The first method that produces a result is used. See Similarity Pipeline for details.

# Preview duplicates (dry run)
floop deduplicate --dry-run

# Use a custom similarity threshold (default: 0.9)
floop deduplicate --threshold 0.85

# Scope to a single store
floop deduplicate --scope local
floop deduplicate --scope global

Graph Operations

# Interactive HTML graph (opens in browser)
floop graph --format html

# Save HTML graph to file without opening
floop graph --format html -o graph.html --no-open

# Graphviz DOT format
floop graph --format dot
floop graph --format dot | dot -Tpng -o graph.png

# JSON format
floop graph --format json

# Connect related behaviors (weight must be in (0.0, 1.0])
floop connect <source> <target> similar-to
floop connect <source> <target> requires --weight 0.9

Curation

# Remove a behavior
floop forget <behavior-id>

# Deprecate (soft-remove) a behavior
floop deprecate <behavior-id>

# Restore a deprecated behavior
floop restore <behavior-id>

# Merge two behaviors into one
floop merge <source-id> <target-id>

Local Embeddings

floop can use local embeddings to semantically match behaviors to your current context. When enabled, floop_active uses vector similarity search as a pre-filter before spreading activation, finding behaviors by meaning rather than just keyword matching.

Setup

# During initial setup (interactive prompt)
floop init

# Or explicitly enable embeddings
floop init --global --embeddings

This downloads two runtime dependencies (~130 MB total, cached in ~/.floop/):

  • llama.cpp shared libraries — inference runtime
  • nomic-embed-text-v1.5 (Q4_K_M) — embedding model

How It Works

  1. At learn-time: New behaviors are embedded and stored alongside the behavior
  2. At startup: Embeddings are loaded into an in-memory vector index for fast search
  3. At retrieval-time: The current context (file, task, language) is embedded and searched against the vector index
  4. Fallback: When embeddings are unavailable, floop uses the standard predicate-matching pipeline

Behaviors without embeddings are always included in candidates — no behavior is silently dropped during migration.

Vector Index

The vector index uses LanceDB, an embedded vector database that auto-persists to .floop/vectors/. No separate server or manual configuration needed. When CGO is unavailable, floop falls back to a brute-force in-memory index automatically.

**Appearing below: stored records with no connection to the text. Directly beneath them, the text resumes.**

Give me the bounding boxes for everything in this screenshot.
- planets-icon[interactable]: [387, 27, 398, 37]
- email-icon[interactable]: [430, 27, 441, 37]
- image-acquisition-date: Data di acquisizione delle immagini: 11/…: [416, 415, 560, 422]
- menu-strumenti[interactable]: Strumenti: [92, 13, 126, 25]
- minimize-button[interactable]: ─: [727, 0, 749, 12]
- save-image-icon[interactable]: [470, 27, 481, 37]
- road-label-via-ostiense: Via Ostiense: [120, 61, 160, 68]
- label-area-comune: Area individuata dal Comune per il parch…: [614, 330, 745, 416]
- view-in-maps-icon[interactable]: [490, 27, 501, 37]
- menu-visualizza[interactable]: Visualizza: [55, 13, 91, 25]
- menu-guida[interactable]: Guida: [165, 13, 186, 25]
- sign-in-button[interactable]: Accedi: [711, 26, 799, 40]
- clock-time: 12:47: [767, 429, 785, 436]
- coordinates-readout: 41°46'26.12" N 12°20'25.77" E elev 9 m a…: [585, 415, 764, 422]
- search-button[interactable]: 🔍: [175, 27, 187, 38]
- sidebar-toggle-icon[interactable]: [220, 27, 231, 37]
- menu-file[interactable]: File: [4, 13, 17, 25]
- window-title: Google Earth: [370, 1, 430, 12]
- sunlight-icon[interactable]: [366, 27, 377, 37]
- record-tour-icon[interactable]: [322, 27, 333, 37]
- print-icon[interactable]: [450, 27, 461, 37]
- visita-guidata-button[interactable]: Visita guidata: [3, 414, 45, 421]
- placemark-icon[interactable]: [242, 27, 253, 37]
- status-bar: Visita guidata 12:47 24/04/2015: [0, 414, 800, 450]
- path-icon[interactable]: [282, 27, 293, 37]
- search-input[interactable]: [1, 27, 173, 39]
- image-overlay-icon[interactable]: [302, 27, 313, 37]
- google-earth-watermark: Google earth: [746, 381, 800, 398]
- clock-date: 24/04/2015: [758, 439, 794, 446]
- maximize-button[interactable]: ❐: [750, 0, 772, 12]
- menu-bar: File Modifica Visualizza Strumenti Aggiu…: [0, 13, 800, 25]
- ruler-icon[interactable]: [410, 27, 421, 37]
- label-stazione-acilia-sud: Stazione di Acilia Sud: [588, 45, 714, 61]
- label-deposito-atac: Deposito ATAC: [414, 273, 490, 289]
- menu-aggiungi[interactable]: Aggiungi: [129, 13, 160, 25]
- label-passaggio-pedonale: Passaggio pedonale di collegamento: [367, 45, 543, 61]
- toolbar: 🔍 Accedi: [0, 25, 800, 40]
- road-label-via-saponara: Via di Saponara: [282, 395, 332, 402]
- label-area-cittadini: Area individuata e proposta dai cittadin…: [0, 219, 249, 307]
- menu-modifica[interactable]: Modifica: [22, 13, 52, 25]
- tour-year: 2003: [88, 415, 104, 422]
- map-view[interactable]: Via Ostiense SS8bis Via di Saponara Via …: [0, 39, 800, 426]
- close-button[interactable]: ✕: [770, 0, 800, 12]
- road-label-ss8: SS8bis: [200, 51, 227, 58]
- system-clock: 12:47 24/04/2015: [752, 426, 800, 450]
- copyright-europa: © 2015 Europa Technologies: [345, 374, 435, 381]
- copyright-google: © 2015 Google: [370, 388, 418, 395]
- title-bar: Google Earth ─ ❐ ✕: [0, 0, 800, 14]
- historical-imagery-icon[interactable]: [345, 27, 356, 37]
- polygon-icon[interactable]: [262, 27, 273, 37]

For setup details, see EMBEDDINGS.md. For the theory behind vector retrieval, see SCIENCE.md.

What to Capture

DO capture:

  • Direct corrections ("No, use X instead of Y")
  • Design insights and architecture decisions
  • Code conventions and patterns
  • User preferences and workflow choices

DON'T capture:

  • One-time instructions (not generalizable)
  • Simple typo fixes
  • Temporary debugging commands

Verification

# Check store health
floop stats

# Verify behaviors exist
floop list

# Test activation for a file
floop active --file "any/file.go"

# Validate graph consistency (dangling refs, cycles, self-refs, edge properties)
floop validate

For the complete command reference, see CLI_REFERENCE.md.